O que fazer, confinados como estamos?
Ouvir música, ouvir música e, ainda, ouvir música.
Escutei e reescutei as Variações para orquestra que Schoenberg compôs entre 1926 e 1928.
Impregnado pela beleza dessa música, fui procurar no meu velho exemplar de René Leibowitz seus comentários sobre a obra. O livro se intitula Schoenberg. Foi traduzido em português por Hélio Ziskind e publicado pela Editora Pespectiva em 1981. Contém um LP compacto com gravações de peças para piano do compositor, interpretadas por Caio Pagano.

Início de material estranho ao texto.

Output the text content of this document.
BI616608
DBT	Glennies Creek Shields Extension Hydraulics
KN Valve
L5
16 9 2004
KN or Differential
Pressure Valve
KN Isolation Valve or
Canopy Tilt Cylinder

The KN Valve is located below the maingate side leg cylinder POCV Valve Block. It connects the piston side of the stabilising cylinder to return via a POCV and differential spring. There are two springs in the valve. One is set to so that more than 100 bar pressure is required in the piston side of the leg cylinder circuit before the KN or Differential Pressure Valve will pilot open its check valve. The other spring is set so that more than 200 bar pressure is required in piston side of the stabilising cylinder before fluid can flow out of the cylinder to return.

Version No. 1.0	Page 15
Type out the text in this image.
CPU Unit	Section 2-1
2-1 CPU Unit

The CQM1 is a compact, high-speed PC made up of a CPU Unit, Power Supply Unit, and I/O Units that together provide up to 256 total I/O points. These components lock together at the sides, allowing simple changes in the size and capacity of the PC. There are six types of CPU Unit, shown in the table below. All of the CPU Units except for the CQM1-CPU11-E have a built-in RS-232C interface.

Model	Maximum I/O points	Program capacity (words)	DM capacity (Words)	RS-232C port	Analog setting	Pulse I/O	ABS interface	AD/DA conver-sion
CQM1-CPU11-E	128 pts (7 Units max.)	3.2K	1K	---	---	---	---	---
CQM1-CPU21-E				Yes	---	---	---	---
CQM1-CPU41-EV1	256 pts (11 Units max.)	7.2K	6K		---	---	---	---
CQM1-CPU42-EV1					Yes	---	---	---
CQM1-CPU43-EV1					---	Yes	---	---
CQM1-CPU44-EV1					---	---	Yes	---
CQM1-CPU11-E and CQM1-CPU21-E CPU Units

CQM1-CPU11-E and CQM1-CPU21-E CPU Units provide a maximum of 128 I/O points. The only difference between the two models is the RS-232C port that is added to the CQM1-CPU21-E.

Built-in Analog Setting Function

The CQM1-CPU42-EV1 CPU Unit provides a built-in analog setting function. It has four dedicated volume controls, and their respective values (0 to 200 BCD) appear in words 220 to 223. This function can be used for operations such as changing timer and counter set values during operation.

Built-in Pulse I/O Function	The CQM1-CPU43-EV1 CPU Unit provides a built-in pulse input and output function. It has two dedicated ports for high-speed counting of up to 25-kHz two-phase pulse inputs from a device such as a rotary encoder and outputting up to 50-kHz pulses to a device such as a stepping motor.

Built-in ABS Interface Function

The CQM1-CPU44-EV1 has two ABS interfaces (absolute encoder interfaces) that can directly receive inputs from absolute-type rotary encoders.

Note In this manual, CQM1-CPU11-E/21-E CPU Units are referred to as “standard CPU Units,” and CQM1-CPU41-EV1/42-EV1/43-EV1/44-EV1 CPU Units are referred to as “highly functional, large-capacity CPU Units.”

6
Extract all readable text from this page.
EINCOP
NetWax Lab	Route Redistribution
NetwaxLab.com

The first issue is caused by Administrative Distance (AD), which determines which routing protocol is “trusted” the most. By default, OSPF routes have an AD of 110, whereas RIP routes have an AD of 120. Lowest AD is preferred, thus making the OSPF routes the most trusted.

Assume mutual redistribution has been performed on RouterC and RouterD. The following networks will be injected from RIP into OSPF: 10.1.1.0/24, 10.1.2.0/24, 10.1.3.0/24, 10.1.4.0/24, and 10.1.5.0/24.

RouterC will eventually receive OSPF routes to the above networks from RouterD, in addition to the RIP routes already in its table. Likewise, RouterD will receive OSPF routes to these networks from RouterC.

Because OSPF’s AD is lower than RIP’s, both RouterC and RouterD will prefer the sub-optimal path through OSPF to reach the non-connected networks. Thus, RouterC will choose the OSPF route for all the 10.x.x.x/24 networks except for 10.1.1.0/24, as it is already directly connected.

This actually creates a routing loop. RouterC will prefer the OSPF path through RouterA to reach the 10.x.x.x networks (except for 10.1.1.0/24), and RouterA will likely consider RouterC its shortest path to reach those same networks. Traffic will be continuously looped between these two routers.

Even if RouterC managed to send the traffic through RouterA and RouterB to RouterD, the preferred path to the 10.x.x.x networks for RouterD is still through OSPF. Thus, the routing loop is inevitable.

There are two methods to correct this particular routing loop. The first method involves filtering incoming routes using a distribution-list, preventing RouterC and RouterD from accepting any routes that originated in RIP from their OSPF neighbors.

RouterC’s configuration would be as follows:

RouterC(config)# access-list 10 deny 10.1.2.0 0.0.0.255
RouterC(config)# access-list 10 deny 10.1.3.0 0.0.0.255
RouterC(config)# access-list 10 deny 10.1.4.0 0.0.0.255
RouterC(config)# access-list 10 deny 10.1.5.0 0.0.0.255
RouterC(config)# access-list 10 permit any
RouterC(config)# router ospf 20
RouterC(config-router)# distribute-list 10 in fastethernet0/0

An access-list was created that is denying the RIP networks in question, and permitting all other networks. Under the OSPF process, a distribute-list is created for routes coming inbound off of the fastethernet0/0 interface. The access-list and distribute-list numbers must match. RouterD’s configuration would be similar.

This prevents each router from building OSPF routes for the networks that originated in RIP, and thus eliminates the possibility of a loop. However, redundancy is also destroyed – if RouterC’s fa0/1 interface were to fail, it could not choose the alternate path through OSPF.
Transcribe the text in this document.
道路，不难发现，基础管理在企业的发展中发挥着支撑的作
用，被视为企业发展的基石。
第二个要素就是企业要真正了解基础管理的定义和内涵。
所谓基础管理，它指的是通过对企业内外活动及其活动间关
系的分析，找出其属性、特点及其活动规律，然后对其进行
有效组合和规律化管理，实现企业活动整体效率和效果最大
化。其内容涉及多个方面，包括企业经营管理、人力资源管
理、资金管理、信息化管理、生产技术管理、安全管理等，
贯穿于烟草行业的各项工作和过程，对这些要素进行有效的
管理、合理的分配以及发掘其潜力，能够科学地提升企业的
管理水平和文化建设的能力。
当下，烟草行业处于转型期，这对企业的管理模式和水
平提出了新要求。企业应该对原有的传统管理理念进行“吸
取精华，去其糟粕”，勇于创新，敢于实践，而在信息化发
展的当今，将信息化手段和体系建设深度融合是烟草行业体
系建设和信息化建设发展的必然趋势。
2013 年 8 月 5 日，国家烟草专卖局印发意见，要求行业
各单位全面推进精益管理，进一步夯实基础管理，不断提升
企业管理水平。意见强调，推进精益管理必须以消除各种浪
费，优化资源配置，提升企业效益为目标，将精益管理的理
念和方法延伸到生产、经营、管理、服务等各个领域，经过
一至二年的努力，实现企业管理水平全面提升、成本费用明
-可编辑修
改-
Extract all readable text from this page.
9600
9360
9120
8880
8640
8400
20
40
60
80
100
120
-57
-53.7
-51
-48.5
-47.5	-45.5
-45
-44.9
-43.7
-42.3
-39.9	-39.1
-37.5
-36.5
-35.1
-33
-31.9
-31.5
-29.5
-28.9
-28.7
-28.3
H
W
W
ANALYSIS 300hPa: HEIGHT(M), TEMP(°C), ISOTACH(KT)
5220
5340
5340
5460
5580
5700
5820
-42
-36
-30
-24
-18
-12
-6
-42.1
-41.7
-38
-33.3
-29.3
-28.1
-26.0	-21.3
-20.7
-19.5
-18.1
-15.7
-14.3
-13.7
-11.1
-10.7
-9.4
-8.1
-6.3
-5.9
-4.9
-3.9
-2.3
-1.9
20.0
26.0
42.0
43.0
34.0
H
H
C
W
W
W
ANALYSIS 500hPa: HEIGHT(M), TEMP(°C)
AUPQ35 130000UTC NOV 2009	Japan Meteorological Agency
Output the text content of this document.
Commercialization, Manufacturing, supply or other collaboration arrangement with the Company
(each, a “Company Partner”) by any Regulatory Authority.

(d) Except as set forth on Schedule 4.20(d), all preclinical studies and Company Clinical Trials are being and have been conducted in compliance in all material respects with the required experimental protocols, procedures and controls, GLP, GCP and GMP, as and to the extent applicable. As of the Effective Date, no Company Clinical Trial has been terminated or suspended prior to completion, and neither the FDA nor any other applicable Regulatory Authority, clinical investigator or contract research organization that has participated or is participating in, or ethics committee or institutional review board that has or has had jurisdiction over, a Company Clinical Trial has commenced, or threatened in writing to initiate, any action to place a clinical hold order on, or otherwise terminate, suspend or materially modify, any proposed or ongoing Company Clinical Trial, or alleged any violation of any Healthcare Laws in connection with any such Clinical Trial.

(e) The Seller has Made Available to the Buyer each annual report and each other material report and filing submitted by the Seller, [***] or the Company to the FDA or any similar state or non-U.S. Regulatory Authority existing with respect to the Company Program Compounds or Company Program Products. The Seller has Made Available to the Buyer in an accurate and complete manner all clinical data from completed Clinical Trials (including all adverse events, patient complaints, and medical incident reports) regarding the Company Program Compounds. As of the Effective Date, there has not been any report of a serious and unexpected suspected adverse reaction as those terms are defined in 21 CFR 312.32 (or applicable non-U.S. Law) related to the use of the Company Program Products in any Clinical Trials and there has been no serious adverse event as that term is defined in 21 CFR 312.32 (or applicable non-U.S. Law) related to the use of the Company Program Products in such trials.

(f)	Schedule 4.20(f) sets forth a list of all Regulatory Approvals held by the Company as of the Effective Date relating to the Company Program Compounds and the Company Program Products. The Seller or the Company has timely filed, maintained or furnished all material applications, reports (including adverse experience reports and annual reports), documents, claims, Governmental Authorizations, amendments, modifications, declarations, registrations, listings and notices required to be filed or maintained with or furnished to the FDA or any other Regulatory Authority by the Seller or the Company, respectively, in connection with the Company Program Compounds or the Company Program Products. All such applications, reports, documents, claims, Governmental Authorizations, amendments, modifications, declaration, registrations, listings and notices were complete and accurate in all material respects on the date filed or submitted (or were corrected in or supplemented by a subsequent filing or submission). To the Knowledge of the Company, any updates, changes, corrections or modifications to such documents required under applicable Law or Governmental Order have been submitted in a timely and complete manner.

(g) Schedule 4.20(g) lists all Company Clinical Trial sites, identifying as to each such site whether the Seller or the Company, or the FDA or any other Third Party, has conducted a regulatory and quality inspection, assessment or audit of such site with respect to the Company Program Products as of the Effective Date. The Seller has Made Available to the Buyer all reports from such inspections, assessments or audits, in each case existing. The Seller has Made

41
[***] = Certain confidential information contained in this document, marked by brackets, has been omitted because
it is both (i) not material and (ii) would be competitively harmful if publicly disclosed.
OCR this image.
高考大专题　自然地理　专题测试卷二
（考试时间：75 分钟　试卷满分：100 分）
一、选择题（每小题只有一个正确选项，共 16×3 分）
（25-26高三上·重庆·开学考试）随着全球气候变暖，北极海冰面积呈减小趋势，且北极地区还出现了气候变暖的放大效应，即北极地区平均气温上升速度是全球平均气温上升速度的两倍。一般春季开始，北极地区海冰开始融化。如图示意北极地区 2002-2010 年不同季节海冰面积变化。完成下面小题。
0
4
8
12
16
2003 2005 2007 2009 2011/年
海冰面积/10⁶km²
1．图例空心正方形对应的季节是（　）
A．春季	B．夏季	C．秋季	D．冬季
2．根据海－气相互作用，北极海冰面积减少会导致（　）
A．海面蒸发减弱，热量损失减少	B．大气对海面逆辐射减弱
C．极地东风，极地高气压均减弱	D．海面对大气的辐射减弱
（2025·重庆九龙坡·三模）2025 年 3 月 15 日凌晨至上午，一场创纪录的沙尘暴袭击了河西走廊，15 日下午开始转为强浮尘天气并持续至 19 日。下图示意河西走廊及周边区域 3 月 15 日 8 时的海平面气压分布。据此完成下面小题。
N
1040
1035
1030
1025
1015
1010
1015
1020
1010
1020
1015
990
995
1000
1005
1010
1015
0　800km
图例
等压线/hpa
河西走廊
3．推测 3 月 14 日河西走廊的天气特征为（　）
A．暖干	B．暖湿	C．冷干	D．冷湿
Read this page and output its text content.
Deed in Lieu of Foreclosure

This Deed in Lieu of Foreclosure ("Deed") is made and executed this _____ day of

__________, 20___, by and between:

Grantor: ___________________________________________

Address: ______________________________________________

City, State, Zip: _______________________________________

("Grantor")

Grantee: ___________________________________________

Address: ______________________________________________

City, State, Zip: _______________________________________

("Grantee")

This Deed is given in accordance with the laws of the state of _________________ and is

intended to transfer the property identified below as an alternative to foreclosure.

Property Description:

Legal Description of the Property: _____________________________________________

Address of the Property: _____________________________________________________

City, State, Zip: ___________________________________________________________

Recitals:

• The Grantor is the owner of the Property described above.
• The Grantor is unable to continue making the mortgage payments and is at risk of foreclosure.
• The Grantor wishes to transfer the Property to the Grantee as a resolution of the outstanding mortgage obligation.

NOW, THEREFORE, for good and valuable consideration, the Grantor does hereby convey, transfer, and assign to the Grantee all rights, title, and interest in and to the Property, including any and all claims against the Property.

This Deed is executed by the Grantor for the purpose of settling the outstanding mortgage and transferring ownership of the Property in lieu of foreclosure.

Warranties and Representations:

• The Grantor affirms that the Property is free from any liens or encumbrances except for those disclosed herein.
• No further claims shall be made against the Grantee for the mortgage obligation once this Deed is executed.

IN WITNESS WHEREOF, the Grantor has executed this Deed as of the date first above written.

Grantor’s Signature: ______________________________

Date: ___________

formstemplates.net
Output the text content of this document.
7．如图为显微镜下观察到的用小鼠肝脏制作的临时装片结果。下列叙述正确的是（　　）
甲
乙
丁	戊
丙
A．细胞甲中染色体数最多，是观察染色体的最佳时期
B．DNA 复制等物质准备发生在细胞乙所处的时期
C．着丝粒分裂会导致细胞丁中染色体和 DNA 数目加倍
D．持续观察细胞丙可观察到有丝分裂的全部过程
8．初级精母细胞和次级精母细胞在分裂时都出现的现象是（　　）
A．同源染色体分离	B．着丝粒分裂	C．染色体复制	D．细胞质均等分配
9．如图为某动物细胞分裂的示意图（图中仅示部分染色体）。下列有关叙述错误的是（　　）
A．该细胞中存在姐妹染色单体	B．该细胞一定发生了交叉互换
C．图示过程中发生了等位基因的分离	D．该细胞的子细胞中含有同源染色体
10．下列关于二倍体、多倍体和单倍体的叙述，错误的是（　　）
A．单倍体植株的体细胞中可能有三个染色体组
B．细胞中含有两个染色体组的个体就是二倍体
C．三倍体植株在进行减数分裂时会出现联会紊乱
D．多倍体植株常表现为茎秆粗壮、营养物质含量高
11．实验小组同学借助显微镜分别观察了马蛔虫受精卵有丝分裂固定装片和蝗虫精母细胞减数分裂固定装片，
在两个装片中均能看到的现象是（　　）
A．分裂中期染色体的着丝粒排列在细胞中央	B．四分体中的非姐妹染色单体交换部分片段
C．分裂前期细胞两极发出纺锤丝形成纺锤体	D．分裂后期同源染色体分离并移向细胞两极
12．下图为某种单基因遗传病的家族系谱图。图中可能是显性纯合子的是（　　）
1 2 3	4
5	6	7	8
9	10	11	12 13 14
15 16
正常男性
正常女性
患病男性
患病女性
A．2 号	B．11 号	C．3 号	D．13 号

Leibowitz não foi só historiador e teórico. Foi ainda grande maestro. Naqueles tempos de modernidade ferrenhamente partidária era um homem que sabia reconhecer a qualidade artística onde estivesse. Gravou tanto o Concerto para violino de Schoenberg, como La belle Hélène, de Offenbach; em seu livro Histoire de l’opéra, até hoje inédito no Brasil, analisou admiravelmente Wagner, Pelléas et Mélisande, Wozzeck, e também defendeu com unhas e dentes Cavalleria Rusticana e I Pagliacci, pôs em evidência as fenomenais audácias “modernas” de Puccini, afirmando: “E entre os compositores foram frequentemente aqueles que se imaginaram estar na ‘vanguarda’ da música contemporânea que rejeitaram a obra de Puccini, sob o pretexto de que ela se situava na tradição (já ‘ultrapassada’ – bem evidentemente) do melodrama do século XX”. Conclui: “Que me seja então permitido ainda uma vez que, nesse sentido [daqueles que buscam encontrar as qualidades essenciais na composição de uma ópera], a obra de Puccini pode, se ela for bem compreendida, nos ensinar muitas coisas que nos ajudarão a solucionar os problemas da arte lírica contemporânea”.
É verdade que tinha também seus ódios, ou um grande ódio: Sibelius. Escreveu um livro intitulado: Sibelius, o pior compositor do mundo. Derivou seus preconceitos dos anátemas lançados por Adorno. Nobody is perfect.
No entanto, esse mesmo Leibowitz, uma das inteligências mais luminosas que se possa imaginar, e com a abertura de espírito que evoquei acima, quando analisa as Variações para orquestra de Schoenberg, faz assim:
“Lancemos agora um olhar sobre o tema. Este se articula da seguinte maneira: compassos 1-5 Antecedente; compassos 6-12 Consequente; estes doze compassos constituem um Período que forma a primeira seção, A, de uma estrutura tripartite.” O resto segue numa descrição de mesma natureza.
Por brilhante que fosse, Leibowitz era um homem de seu tempo. Seu Schoenberg data de 1969: ele deriva de um livro bem mais antigo: Schoenberg et son école: l'étape contemporaine du langage musical, que escrevera em 1947. A versão de 1969 foi publicada pela editora Seuil para uma coleção destinada ao grande público! Com esse tom de uma aridez desencorajante!
Os jovens de hoje não imaginam a volúpia que era dar às análises uma aparência “científica”. Isso, porém, é o de menos. O problema é que nessa visão puramente estrutural e descritiva, fica de fora o sentido expressivo da música.
A musicologia da modernidade, desde Hanslick, foi marcada pela vocação formalista: música não significa nem expressa nada. É uma pura combinatória de sons. Concepção que empobreceu muitíssimo a compreensão do fenômeno musical para o ouvinte, e conduziu muitos compositores a exercícios formais razoavelmente estéreis.